Investment Securities Available for Sale – The Company's investment securities, where the fair value option has not been elected and which are reported at fair value with unrealized gains and losses reported in Other Comprehensive Income (“OCI”), include Agency RMBS, non-Agency RMBS and CMBS. The Company has elected the fair value option for its Agency IOs, U.S. Treasury securities, and certain Agency ARMs and Agency fixed-rate RMBS within the Agency IO portfolio, which measures unrealized gains and losses through earnings in the accompanying condensed consolidated statements of operations. The fair value option was elected for these investment securities to better match the accounting for these investment securities with the related derivative instruments within the Agency IO portfolio, which are not designated as hedging instruments for accounting purposes.
The Company generally intends to hold its investment securities until maturity; however, from time to time, it may sell any of its securities as part of the overall management of its business. As a result, our investment securities are classified as available for sale securities. Realized gains and losses recorded on the sale of investment securities available for sale are based on the specific identification method and included in realized gain (loss) on investment securities and related hedges in the accompanying condensed consolidated statements of operations.
Interest income on our investment securities available for sale is accrued based on the outstanding principal balance and their contractual terms.
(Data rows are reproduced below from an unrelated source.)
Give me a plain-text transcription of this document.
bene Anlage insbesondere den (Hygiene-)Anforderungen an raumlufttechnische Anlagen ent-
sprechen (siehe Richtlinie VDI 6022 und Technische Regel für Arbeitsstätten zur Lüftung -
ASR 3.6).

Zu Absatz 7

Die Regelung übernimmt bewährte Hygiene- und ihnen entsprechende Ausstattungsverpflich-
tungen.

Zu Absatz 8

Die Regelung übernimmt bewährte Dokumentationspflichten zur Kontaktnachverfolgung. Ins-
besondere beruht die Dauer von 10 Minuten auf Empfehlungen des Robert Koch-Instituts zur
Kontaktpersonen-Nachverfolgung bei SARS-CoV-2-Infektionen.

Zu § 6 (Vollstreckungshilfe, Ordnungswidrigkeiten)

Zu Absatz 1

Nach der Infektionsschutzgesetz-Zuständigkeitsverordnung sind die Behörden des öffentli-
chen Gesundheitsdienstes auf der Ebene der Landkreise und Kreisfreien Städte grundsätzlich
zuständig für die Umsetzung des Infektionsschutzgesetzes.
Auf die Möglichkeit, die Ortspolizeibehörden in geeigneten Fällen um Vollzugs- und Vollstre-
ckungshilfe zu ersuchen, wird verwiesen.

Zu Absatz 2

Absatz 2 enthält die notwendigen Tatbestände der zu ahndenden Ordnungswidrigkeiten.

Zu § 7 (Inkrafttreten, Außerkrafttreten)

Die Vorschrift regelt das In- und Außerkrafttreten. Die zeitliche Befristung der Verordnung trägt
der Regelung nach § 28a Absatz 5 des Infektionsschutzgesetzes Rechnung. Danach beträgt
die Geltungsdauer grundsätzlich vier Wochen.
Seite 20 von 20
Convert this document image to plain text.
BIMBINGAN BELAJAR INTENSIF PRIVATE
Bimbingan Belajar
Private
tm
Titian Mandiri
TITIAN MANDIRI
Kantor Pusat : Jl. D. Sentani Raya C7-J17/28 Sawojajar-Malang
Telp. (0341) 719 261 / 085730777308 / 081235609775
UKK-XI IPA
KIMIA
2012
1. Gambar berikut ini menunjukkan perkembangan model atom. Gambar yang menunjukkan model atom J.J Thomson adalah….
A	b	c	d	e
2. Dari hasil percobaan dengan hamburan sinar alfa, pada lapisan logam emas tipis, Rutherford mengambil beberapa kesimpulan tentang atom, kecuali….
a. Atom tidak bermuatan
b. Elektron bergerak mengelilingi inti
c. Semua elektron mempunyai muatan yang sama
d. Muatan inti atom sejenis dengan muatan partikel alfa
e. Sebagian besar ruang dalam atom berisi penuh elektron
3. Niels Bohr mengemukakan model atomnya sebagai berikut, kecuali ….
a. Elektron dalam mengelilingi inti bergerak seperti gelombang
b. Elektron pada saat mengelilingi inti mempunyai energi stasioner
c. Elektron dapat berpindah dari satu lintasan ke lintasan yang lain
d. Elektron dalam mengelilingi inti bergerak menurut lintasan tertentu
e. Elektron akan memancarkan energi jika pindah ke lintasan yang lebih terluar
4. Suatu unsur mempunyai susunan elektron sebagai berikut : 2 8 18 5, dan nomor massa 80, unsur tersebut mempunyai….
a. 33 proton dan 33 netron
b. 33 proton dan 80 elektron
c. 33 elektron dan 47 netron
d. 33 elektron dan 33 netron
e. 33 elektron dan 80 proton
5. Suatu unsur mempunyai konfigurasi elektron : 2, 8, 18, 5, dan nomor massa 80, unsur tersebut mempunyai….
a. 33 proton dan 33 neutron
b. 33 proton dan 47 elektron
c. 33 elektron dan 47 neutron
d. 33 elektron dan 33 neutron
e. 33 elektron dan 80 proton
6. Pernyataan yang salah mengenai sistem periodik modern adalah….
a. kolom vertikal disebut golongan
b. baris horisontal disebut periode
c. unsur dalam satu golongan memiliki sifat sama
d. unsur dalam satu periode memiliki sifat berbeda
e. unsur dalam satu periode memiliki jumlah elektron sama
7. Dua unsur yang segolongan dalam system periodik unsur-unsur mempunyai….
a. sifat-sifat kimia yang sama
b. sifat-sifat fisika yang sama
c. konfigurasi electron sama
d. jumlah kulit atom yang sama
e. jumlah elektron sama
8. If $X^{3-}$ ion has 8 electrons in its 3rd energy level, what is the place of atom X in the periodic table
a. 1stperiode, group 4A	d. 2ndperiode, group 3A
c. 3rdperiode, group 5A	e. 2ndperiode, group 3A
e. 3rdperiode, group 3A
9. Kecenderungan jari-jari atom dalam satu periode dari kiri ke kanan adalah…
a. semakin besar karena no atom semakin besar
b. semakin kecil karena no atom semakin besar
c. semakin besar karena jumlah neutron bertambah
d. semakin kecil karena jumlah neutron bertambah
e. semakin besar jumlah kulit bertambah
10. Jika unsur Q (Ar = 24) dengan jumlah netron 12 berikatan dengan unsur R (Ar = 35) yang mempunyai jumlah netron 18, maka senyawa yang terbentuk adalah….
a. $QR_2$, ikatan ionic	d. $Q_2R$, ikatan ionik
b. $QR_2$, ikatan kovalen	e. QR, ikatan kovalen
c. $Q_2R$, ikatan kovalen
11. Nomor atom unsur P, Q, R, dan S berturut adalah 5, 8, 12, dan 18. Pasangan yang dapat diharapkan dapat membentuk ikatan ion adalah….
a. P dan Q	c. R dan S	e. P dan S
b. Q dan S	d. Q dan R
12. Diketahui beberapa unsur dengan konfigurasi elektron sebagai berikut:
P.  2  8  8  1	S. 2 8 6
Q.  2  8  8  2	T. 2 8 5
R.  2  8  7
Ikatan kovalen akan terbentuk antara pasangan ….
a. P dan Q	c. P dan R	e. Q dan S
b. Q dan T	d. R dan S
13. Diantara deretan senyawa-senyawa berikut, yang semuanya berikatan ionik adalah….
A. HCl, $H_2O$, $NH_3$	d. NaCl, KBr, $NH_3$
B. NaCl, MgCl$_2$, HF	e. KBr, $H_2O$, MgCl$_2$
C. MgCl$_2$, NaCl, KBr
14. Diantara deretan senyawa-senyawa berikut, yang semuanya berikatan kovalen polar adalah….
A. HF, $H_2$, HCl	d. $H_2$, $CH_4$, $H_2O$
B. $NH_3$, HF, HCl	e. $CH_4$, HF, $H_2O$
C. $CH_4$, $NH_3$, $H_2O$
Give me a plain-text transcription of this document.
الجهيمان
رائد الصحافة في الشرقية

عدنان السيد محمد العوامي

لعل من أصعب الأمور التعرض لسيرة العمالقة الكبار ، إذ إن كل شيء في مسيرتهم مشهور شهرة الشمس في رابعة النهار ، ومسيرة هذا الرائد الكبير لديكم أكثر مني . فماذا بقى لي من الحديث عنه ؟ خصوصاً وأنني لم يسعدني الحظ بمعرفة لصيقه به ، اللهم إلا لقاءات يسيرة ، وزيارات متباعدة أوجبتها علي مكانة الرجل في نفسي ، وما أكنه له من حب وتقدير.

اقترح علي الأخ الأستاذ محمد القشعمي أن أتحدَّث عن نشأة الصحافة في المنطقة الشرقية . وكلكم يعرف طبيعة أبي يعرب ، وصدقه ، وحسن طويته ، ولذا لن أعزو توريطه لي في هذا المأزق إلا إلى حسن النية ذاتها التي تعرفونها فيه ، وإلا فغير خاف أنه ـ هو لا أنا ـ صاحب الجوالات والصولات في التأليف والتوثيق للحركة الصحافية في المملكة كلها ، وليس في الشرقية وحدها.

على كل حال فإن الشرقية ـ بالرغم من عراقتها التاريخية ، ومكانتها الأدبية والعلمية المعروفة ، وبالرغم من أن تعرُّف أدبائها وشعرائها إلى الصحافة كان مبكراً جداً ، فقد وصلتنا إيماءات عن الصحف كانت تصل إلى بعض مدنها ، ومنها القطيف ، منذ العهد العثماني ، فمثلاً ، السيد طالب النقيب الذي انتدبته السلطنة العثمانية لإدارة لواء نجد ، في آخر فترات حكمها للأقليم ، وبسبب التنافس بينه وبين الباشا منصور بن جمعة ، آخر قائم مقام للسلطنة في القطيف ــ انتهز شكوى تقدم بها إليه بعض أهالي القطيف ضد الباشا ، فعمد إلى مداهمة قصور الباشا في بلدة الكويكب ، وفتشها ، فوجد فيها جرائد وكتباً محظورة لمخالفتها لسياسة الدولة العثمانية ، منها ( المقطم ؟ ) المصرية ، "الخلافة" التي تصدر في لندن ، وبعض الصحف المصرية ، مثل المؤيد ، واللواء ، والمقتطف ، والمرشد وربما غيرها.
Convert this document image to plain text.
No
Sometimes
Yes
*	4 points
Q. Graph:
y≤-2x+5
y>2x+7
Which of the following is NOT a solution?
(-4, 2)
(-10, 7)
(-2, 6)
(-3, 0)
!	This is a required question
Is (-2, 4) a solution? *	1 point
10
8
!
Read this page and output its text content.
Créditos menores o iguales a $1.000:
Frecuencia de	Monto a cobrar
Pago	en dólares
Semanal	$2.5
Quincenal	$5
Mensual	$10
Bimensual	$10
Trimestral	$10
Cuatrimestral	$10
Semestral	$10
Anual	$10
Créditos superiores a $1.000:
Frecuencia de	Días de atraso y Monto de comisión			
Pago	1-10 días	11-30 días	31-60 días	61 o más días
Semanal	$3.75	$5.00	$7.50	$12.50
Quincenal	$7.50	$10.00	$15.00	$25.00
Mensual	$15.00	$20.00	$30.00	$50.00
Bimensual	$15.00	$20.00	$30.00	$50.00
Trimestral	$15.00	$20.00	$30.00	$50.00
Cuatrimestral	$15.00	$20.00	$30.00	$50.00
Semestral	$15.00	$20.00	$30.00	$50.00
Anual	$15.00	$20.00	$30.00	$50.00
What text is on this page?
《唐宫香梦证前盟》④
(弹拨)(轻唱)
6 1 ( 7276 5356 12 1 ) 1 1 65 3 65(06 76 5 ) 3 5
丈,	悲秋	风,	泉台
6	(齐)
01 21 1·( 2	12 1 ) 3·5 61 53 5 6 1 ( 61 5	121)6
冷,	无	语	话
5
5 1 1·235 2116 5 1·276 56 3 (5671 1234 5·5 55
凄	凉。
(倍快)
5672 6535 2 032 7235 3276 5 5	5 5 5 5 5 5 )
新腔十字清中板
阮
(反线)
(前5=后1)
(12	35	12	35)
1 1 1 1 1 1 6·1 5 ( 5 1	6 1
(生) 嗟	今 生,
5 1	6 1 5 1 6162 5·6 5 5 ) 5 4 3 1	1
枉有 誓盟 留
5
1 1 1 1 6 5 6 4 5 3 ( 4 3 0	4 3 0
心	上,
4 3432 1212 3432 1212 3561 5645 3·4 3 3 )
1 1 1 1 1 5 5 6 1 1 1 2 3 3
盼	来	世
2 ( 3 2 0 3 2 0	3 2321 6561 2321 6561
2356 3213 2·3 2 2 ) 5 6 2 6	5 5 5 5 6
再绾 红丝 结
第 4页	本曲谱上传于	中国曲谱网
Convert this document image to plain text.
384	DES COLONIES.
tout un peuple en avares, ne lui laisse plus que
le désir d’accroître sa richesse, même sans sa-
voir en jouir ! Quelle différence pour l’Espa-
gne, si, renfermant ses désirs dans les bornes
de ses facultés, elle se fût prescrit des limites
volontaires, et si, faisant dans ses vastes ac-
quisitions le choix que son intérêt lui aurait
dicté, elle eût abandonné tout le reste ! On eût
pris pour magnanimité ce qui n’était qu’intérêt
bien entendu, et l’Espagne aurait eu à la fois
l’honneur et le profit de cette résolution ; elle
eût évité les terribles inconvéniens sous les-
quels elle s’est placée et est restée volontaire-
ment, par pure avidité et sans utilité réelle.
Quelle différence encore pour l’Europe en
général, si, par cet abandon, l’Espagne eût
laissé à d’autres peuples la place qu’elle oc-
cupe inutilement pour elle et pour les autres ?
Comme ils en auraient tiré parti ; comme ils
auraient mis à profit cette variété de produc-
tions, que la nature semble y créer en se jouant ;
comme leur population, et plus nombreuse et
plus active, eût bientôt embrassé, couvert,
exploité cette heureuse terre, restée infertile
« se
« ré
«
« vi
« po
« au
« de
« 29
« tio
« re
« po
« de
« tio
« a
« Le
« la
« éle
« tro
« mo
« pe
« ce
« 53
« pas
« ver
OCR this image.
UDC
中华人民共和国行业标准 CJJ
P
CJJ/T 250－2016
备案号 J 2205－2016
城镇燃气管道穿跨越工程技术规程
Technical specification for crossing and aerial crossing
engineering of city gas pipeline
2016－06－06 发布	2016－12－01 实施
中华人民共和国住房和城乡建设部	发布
Purchase premiums or discounts on investment securities are amortized or accreted to interest income over the estimated life of the investment securities using the effective yield method. Adjustments to amortization are made for actual prepayment activity.
Interest income on certain of our credit sensitive securities, such as our CMBS that were purchased at a discount to par value, is recognized based on the security’s effective interest rate. The effective interest rate on these securities is based on management’s estimate of the projected cash flows from each security, which are estimated based on assumptions related to fluctuations in interest rates, prepayment speeds and the timing and amount of credit losses. On at least a quarterly basis, management reviews and, if appropriate, adjusts its cash flow projections based on input and analysis received from external sources, internal models, and its judgment about interest rates, prepayment rates, the timing and amount of credit losses, and other factors. Changes in cash flows from those originally projected, or from those estimated at the last evaluation, may result in a prospective change in the yield/interest income recognized on these securities.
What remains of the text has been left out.